If we follow the chart that Mr Dick helpfully linked to, we see that the pointer indirection and prefix increment operators have the same priority and evaluate from right to left while the equality operator has a lower precedence. With this knowledge we can deconstuct the statement:

Code:

char ** argv; if(*++*argv == 'v')

breaks down to:

Code:

char* temp1 = *argv; // if(*++*argv == 'v') ++temp1; // if(*++*argv == 'v') char temp2 = *temp1; // if(*++*argv == 'v') if (temp2 == 'v') // if(*++*argv == 'v')

And according to self-same chart, postfix increment operators are higher priority, which confused me. However, since you've outlined this and indicate that ++ is in this case acting as a prefix operator, I'll assume that particular aspect of the chart is wrong.

So in *++*argv, working from right to left, argv is bound to by *, dereferencing the first pointer. ++ binds to that, thus incrementing the second pointer. * dereferences the incremented pointer, thus resolving to 'v'.

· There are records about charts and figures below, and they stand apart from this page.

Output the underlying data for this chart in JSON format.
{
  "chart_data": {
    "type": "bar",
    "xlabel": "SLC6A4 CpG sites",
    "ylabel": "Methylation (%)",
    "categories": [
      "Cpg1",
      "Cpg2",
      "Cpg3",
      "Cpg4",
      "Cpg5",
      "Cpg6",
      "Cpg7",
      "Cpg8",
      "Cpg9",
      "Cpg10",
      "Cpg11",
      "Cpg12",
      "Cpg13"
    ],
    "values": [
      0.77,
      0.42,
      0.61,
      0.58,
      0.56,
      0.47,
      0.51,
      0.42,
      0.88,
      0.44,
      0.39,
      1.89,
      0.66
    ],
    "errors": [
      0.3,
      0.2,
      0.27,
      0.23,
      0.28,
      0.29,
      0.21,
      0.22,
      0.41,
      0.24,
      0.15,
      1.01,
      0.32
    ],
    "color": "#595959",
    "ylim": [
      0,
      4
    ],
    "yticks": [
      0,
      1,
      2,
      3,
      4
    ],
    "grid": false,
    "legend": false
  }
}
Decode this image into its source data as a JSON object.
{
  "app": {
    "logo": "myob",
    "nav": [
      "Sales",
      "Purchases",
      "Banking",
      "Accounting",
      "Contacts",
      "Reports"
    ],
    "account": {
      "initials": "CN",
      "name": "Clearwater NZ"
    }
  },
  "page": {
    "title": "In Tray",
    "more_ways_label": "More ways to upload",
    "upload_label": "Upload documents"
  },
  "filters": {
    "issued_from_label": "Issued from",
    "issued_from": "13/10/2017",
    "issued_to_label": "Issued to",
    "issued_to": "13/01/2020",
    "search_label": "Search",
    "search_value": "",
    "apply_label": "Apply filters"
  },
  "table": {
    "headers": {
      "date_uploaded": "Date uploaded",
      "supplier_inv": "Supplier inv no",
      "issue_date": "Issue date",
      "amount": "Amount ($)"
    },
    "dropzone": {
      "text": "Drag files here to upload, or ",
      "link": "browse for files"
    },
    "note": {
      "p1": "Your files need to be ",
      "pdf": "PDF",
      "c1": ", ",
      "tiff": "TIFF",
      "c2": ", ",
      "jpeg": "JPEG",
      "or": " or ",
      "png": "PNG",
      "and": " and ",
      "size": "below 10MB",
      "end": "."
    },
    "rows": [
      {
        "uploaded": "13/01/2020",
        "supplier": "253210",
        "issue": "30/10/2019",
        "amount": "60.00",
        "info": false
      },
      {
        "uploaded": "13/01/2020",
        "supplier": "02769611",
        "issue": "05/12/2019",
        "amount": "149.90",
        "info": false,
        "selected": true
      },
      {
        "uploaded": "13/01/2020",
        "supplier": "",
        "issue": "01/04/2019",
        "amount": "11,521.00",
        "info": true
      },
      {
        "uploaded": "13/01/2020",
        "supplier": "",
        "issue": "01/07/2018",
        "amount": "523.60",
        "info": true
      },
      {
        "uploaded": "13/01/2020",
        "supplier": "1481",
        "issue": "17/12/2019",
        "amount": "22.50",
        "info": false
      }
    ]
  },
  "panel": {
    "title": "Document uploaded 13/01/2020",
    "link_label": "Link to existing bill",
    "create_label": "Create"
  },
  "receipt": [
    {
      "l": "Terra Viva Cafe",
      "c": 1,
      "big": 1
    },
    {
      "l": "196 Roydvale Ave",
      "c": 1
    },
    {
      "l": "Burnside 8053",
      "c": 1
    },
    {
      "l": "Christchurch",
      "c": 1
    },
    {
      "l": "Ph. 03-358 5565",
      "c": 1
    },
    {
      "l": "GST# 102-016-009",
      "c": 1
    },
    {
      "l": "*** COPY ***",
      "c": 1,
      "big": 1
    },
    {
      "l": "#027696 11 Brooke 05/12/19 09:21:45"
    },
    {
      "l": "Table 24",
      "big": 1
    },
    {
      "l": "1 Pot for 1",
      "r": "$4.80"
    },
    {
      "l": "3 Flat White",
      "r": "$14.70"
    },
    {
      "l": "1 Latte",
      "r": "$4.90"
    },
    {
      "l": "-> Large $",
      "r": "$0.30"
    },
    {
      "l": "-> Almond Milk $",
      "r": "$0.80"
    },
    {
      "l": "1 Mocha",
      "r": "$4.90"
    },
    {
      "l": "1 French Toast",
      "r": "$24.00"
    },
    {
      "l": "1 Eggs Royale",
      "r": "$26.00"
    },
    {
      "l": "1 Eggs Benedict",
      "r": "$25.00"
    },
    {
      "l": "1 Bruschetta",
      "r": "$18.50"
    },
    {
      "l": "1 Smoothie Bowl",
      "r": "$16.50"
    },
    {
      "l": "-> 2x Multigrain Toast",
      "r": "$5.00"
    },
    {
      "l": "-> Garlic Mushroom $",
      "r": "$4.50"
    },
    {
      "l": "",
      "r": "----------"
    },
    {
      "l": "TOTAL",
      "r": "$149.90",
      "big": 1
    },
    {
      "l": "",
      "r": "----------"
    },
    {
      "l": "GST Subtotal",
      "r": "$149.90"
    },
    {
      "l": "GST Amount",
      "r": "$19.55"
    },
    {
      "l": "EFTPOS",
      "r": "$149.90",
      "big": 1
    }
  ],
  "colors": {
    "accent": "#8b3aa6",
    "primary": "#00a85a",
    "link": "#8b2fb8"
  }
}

Logically that's what's happening, I mean, even if the underlying mechanics are a bit more complex.

I want to make absolutely sure I know this stuff as well as the back of my hand, because I know I'm going to encounter it, or possibly need to use it at some point, and I want to be prepared.

Besides, everyone and his brother tells me that to really be an outstanding C programmer, you have to be a wizard with pointers... which is exactly what I'd like to become.